Further, due to directional tendency problems, these eccentric underreamer portions have difficulty reliably underreaming the borehole to the desired gauge diameter. With respect to a bi-center bit, the eccentric underreamer bit tends to cause the pilot bit to wobble and undesirably deviate off center, thereby pushing the pilot bit away from the preferred trajectory of the wellbore. A similar problem is experienced with winged reamers, which are only capable of underreaming the borehole to the desired gauge if the pilot bit remains centralized in the borehole during drilling. Accordingly, it is desirable to provide an underreamer that remains concentrically disposed within the borehole while underreaming the previously drilled borehole to the desired gauge diameter.
Furthermore, it is conventional to employ a tool known as a “stabilizer” in drilling operations. In standard boreholes, traditional stabilizers are located in the drilling assembly behind the drill bit to control and maintain the trajectory of the drill bit as drilling progresses. Traditional stabilizers control drilling in a desired direction, whether the direction is along a straight borehole or a deviated borehole.
In a conventional rotary drilling assembly, a drill bit may be mounted onto a lower stabilizer, which may be disposed approximately 5 or more feet above the bit.
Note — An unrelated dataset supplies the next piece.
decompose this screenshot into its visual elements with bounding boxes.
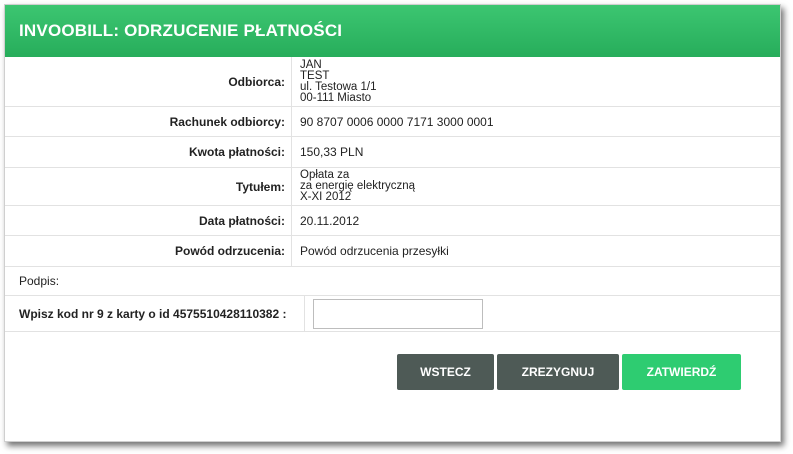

Typically the lower stabilizer is a fixed blade stabilizer and includes a plurality of concentric blades extending radially outwardly and azimuthally spaced around the circumference of the stabilizer housing. The outer edges of the blades are adapted to contact the wall of the existing cased borehole, thereby defining the maximum stabilizer diameter that will pass through the casing. A plurality of drill collars extends between the lower and other stabilizers in the drilling assembly. An upper stabilizer is typically positioned in the drill string approximately 30-60 feet above the lower stabilizer. There could also be additional stabilizers above the upper stabilizer. The upper stabilizer may be either a fixed blade stabilizer or, more recently, an adjustable blade stabilizer capable of allowing its blades to collapse into the housing as the drilling assembly passes through the narrow gauge casing and subsequently expand in the borehole below. One type of adjustable concentric stabilizer is manufactured by Andergauge U.S.A., Inc., Spring, Tex. and is described in U.S. Pat. No. 4,848,490. Another type of adjustable concentric stabilizer is manufactured by Halliburton, Houston, Tex. and is described in U.S. Pat. Nos. 5,318,137, 5,318,138, and 5,332,048.
In operation, if only the lower stabilizer is provided, a “fulcrum” effect may occur because gravity displaces the lower stabilizer such that it acts as a fulcrum or pivot point for the bottom hole assembly. Alternatively, in rotary steerable and positive displacement mud motor applications, the fulcrum effect may also result from the bending loads transferred across the lower stabilizer from a directional mechanism. Namely, as drilling progresses in a deviated borehole, for example, the weight of the drill collars behind the lower stabilizer forces the stabilizer to push against the lower side of the borehole, thereby creating a fulcrum or pivot point for the drill bit. Accordingly, the drill bit tends to be lifted upwardly at a trajectory known as the build angle. Therefore, a second stabilizer is provided to offset the fulcrum effect. As the drill bit builds due to the fulcrum effect created by the lower stabilizer, the upper stabilizer engages the lower side of the borehole, thereby causing the longitudinal axis of the bit to pivot downwardly so as to drop angle. A radial change of the blades of the upper stabilizer can control the pivoting of the bit on the lower stabilizer, thereby providing a two-dimensional, gravity based steerable system to control the build or drop angle of the drilled borehole as desired.